Preço do frete rodoviário bate recorde no Brasil mesmo com queda no volume de cargas
O transporte rodoviário de cargas no Brasil registrou uma mudança relevante em sua dinâmica de preços no segundo trimestre de 2026. Mesmo com queda de 22% no volume nacional de fretes na comparação com o mesmo período do ano anterior, o preço médio do transporte avançou 20% e atingiu novo recorde.
Os dados fazem parte da nova edição trimestral do Frete Insights, relatório da Frete.com que acompanha o mercado spot de transporte rodoviário no país. No período, o Índice Frete.com de Preços (IFP) avançou 5,3% em relação ao primeiro trimestre de 2026 e fechou junho com alta mensal de 3,3%, dando sequência à trajetória de valorização observada nos últimos trimestres.
Um dos principais achados do levantamento é a mudança no fator que mais influencia as tarifas. Enquanto o diesel acumulou alta de 14% na comparação anual, o preço médio do frete avançou 21%, o que indica que o combustível deixou de ser o principal elemento de pressão sobre os custos do transporte.
Segundo o estudo, o desequilíbrio entre oferta e demanda de caminhões, especialmente nos corredores de escoamento do agronegócio, passou a exercer papel determinante na formação dos preços. Esse fator sustentou a valorização do frete mesmo em um cenário de menor movimentação de cargas em todo o país.
Todas as regiões do país registraram retração no volume de fretes durante o trimestre, mas o comportamento não foi uniforme. O Sudeste ampliou sua fatia no mercado nacional, passando de 39% para 43% do volume movimentado. Sul e Norte tiveram as maiores quedas do período, ambas de 34%.
A concentração também aparece na análise por estados. São Paulo, Minas Gerais e Mato Grosso responderam juntos por 52% de todo o volume de fretes registrado pela plataforma, o que reforça a relevância dos corredores que conectam o parque industrial do Sudeste às regiões produtoras do Centro Oeste.
O agronegócio seguiu como o principal segmento do transporte rodoviário brasileiro, respondendo por 42,9% do volume total de fretes no trimestre. Mesmo com a retração geral, o setor manteve a concentração dos principais corredores de escoamento da produção nacional.

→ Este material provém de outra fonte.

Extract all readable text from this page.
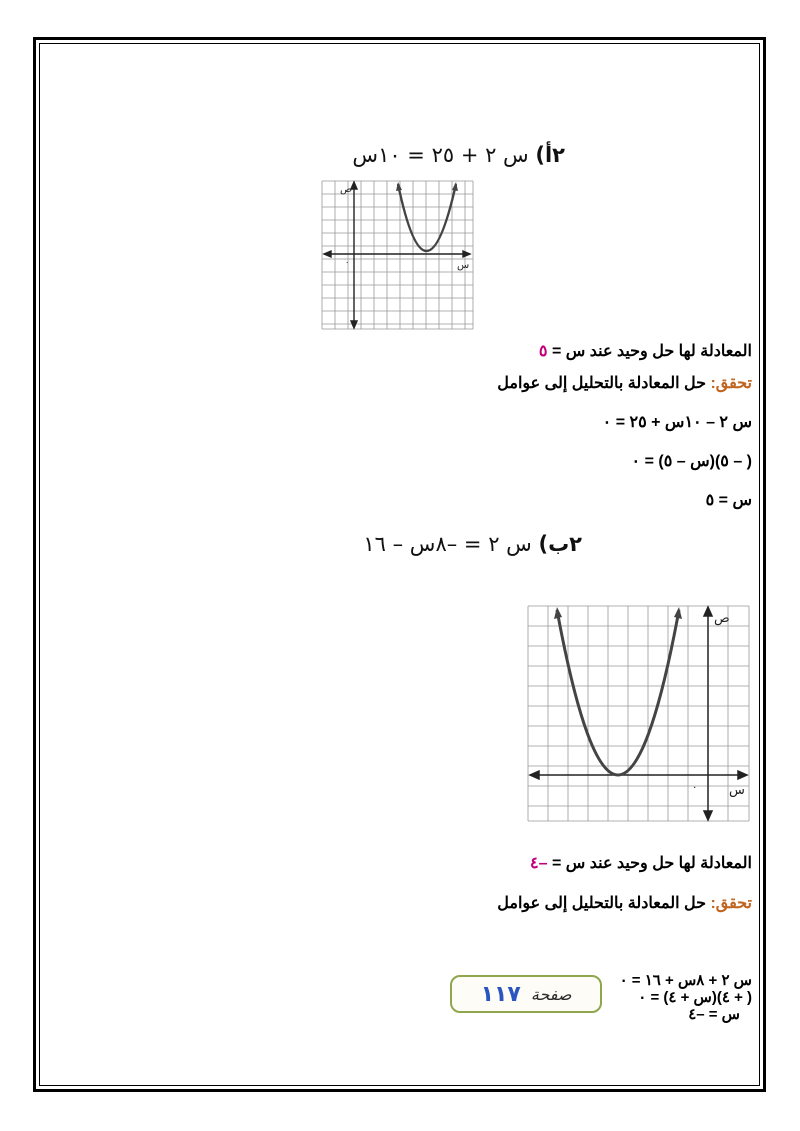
٢أ) س ٢ + ٢٥ = ١٠س
ص
س
٠
المعادلة لها حل وحيد عند س = ٥
تحقق: حل المعادلة بالتحليل إلى عوامل
س ٢ – ١٠س + ٢٥ = ٠
( – ٥)(س – ٥) = ٠
س = ٥
٢ب) س ٢ = –٨س – ١٦
ص
س
٠
المعادلة لها حل وحيد عند س = –٤
تحقق: حل المعادلة بالتحليل إلى عوامل
س ٢ + ٨س + ١٦ = ٠
( + ٤)(س + ٤) = ٠
س = –٤
صفحة
١١٧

A pressão sobre a capacidade se refletiu diretamente nos preços cobrados nas rotas ligadas ao agronegócio. As maiores valorizações na comparação com o segundo trimestre de 2025 ocorreram no trajeto Nova Mutum, no Mato Grosso, até Imbituba, em Santa Catarina, com alta de 72,3%. Na sequência aparecem Barro Alto, em Goiás, até Laranjeiras, em Sergipe, com avanço de 49,2%, e Campo Verde, no Mato Grosso, até Paranaguá, no Paraná, com alta de 48,6%.
O relatório também mapeou os principais gargalos logísticos nacionais, medidos pela relação entre cargas disponíveis e caminhões. O corredor entre Coromandel, em Minas Gerais, e o Porto de Santos apresentou o maior desequilíbrio do país, com 6,96 cargas disponíveis para cada caminhão. Na sequência aparecem o trajeto entre Porto dos Gaúchos e Rondonópolis, ambos no Mato Grosso, com índice de 5,11, e o corredor entre Luz, em Minas Gerais, e Santos, com 4,56.
Os dados confirmam que os maiores gargalos do país permanecem concentrados nas rotas de escoamento da produção agropecuária em direção aos principais portos brasileiros. Em contrapartida, alguns corredores com destino aos portos da Região Sul já apresentam maior disponibilidade de caminhões do que de cargas, o que indica menor pressão sobre as tarifas nessas operações.
O levantamento também mostra que Mato Grosso, Minas Gerais e São Paulo lideram o indicador de carga por caminhão, refletindo a maior pressão sobre a capacidade de transporte nesses três estados, que concentram boa parte do fluxo logístico ligado ao agronegócio brasileiro.